3. Deepening operational efficiency
Nonprofits and social sector agencies rarely have the funds to resource an efficient back office. LLMs provide a practical way to automate routine tasks, from scheduling to administrative data cleaning and analysis. This frees up valuable staff time (and budgets) to focus on delivering services to those in need. LLM-augmented operations are also a relatively low-risk way for the sector to gain experience with AI tooling.
Such applications can benefit a wide range of social sector organizations. We helped our East African grantee Shujaaz, for instance, use ChatGPT to run batch language analysis (i.e., language detection, translation, and sentiment analysis) on hundreds of thousands of social media and SMS messages – analyzing language data in Swahili, English, and the hybrid language Sheng to assess the Shujaaz network’s programs to inspire, entertain, and mobilize more than 7.5 million 15-24-year olds in Kenya and Tanzania.

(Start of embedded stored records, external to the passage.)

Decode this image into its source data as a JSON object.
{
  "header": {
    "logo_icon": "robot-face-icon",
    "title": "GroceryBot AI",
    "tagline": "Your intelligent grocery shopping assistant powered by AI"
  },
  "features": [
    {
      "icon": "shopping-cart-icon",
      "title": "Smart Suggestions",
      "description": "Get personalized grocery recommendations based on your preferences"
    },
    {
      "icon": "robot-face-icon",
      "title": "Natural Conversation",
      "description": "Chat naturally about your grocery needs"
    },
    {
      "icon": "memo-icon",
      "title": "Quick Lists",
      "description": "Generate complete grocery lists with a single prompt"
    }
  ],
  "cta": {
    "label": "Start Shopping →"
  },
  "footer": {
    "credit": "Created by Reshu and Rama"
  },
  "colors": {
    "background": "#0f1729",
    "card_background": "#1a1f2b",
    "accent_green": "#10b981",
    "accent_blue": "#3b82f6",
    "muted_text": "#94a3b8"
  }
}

How we are investing in AI
Across all our experiments with generative AI, we’re investing in learning, benchmarking, and rigorous evaluation to understand the impact of these technologies. How will access to LLMs change the outcomes for our grantees’ end users – in terms of their livelihoods, health, or education? Will generative AI really help our grantees serve the neediest, or will it exacerbate inequalities?
Bringing AI into the social sector must also be balanced against the risks of these technologies. As many of us have experienced, LLMs can “hallucinate,” or produce highly plausible but completely incorrect answers to factual questions. Unless or until these problems can be resolved, LLMs will not be suitable for applications requiring high accuracy, specialized domain knowledge, or strong reasoning skills (e.g., medical diagnosis, legal advice, or national security). And when utilizing LLMs in any sector, it’s critically important for humans to be involved – a principle the Agency Fund and its grantees are taking to heart as we explore these new horizons.
The history of technology is rife with innovations that sparked intense debate but ultimately led to unprecedented gains in productivity and human development. While today’s boomers and doomers are unlikely to agree anytime soon, recent leaps in AI have undeniably unlocked new and far-reaching capabilities. As we begin experimenting with LLMs, we’re cautiously optimistic about AI’s transformative power for the social sector – by making social ventures more effective, supercharging their ability to reach people in need, and advancing technologies and platforms that may actually promote human agency, rather than stifle it.